Lung Transplantation From Donors With a History of Substance Use.

Journal: Clinical Transplantation
Published:
Abstract

Background: Substance use is common among lung transplant donors, but concerns persist about graft damage. Stimulant drugs such as cocaine and methamphetamine can induce pulmonary arterial hypertension, while smoked products such as cannabis and crack cocaine can produce airway and parenchymal diseases. We sought to characterize donor substance use at our center and evaluate the associations with recipient survival as well as chronic lung allograft dysfunction (CLAD), severe primary graft dysfunction (PGD3), and baseline lung allograft dysfunction (BLAD).

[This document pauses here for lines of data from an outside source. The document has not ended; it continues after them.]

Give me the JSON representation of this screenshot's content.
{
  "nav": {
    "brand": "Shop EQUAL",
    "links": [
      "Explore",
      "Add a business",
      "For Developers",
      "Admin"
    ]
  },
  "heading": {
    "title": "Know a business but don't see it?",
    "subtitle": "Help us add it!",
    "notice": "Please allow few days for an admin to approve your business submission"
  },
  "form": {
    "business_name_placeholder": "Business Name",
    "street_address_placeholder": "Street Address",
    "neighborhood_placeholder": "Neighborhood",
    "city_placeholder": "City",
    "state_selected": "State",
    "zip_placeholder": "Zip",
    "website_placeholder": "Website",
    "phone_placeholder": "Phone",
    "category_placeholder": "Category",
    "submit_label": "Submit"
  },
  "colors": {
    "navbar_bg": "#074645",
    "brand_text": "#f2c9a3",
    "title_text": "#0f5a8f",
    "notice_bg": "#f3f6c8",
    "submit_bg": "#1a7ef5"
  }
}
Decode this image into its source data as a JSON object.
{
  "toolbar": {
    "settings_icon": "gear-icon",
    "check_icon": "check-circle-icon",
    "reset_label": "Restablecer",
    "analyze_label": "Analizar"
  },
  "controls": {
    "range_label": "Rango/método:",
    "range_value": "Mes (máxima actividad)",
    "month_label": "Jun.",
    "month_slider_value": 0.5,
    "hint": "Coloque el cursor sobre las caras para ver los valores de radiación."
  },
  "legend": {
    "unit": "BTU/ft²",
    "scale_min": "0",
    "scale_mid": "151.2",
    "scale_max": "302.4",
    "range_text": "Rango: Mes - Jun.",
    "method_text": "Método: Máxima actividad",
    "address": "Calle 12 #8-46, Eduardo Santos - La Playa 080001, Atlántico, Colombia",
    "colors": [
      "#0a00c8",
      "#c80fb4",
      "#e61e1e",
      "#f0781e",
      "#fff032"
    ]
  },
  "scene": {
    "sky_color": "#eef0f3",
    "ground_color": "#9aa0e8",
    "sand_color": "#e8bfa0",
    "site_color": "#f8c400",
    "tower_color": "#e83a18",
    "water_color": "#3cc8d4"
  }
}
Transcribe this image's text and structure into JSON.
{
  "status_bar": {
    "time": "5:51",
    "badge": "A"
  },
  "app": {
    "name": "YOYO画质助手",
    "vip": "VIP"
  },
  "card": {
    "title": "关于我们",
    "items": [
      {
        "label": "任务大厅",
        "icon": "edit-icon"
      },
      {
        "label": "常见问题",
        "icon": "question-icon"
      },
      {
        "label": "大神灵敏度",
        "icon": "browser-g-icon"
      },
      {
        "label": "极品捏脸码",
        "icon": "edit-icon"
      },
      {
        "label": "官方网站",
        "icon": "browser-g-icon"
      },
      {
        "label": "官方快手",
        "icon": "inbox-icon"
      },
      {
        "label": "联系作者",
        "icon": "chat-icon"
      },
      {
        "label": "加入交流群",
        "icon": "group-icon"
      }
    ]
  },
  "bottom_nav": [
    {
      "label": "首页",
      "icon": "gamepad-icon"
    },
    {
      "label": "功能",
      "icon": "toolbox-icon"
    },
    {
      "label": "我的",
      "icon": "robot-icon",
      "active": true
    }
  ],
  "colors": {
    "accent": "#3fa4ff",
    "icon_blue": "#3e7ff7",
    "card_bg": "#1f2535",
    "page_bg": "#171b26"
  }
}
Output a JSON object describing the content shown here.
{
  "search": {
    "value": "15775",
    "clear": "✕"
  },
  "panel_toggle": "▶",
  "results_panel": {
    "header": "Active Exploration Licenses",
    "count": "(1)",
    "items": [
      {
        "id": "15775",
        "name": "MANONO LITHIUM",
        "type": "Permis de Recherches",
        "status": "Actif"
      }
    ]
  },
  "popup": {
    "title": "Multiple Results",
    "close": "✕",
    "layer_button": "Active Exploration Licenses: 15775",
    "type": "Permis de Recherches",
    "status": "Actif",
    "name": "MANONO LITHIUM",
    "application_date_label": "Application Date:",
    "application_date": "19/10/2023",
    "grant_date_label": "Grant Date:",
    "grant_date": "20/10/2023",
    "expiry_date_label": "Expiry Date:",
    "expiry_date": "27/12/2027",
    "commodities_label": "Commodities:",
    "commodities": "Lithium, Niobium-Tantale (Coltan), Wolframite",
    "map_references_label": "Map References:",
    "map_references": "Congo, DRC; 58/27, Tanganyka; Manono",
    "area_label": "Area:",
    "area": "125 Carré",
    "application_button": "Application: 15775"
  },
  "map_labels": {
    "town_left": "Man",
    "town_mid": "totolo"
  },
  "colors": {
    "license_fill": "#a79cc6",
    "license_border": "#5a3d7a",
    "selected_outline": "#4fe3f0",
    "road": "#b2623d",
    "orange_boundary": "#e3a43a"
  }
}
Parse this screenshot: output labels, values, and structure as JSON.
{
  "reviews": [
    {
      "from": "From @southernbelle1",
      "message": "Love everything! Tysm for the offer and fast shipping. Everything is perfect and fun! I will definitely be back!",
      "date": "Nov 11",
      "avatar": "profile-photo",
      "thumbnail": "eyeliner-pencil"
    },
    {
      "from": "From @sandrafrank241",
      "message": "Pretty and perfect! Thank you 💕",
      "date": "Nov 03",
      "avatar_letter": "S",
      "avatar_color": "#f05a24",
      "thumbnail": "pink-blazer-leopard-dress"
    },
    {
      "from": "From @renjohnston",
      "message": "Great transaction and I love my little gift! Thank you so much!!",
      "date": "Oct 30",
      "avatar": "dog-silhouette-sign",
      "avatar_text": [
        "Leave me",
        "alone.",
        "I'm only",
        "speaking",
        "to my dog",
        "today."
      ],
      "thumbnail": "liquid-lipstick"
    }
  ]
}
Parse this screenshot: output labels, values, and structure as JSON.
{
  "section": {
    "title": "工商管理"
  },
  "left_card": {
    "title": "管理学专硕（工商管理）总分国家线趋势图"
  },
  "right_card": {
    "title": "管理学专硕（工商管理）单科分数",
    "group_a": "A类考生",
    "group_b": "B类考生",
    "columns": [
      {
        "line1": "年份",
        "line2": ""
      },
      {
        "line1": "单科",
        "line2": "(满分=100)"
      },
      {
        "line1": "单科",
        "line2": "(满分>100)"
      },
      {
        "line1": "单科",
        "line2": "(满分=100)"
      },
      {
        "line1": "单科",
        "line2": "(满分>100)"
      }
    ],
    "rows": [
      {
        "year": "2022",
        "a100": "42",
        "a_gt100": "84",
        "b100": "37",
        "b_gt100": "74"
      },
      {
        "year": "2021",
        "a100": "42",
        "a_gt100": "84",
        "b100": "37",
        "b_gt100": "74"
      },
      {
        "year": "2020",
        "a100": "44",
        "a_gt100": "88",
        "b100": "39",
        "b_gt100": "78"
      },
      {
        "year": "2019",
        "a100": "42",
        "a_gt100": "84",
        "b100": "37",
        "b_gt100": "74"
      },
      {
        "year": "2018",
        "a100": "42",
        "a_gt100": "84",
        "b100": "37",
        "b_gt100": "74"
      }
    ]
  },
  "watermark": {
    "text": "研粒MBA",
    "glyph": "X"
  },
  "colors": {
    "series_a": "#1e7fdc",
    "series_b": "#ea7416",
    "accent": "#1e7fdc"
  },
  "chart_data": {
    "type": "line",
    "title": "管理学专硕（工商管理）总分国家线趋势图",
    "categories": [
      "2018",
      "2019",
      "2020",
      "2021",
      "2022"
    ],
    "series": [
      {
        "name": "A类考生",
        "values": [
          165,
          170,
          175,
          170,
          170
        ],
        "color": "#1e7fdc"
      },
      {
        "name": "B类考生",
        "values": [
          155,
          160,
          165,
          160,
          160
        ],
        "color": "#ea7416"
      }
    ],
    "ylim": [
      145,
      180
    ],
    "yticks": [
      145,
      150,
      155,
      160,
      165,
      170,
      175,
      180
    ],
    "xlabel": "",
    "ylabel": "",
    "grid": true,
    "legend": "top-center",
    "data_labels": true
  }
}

Methods: We studied patients with double lung transplants in our program between 2004 and 2016, including a history of donor substance use with nine pre-specified agents. We modeled the association with time to death or retransplant, CLAD, severe PGD, and BLAD.

Results: Of 473 recipients, 186 (39%) received lungs from a donor with a history of substance use with at least one of the pre-specified substances. There was no overall relationship between donor substance use and any outcome. Heavy donor smoking was associated with an increased risk of death or retransplant (hazard ratio 1.47; p = 0.032), PGD3 (odds ratio [OR]: 2.13; p = 0.014), and BLAD (OR 2.56; p < 0.001). Donor crack cocaine use (n = 24) was also associated with worse survival (HR 2.16; 95% CI 1.16-3.66; p = 0.017) but not CLAD or BLAD. We noted no CLAD associations with any drug.

Conclusions: A history of donor substance use was common and in general not associated with worse outcomes, aside from heavy donor smoking. These findings may have implications for allocation and post-transplant graft dysfunction.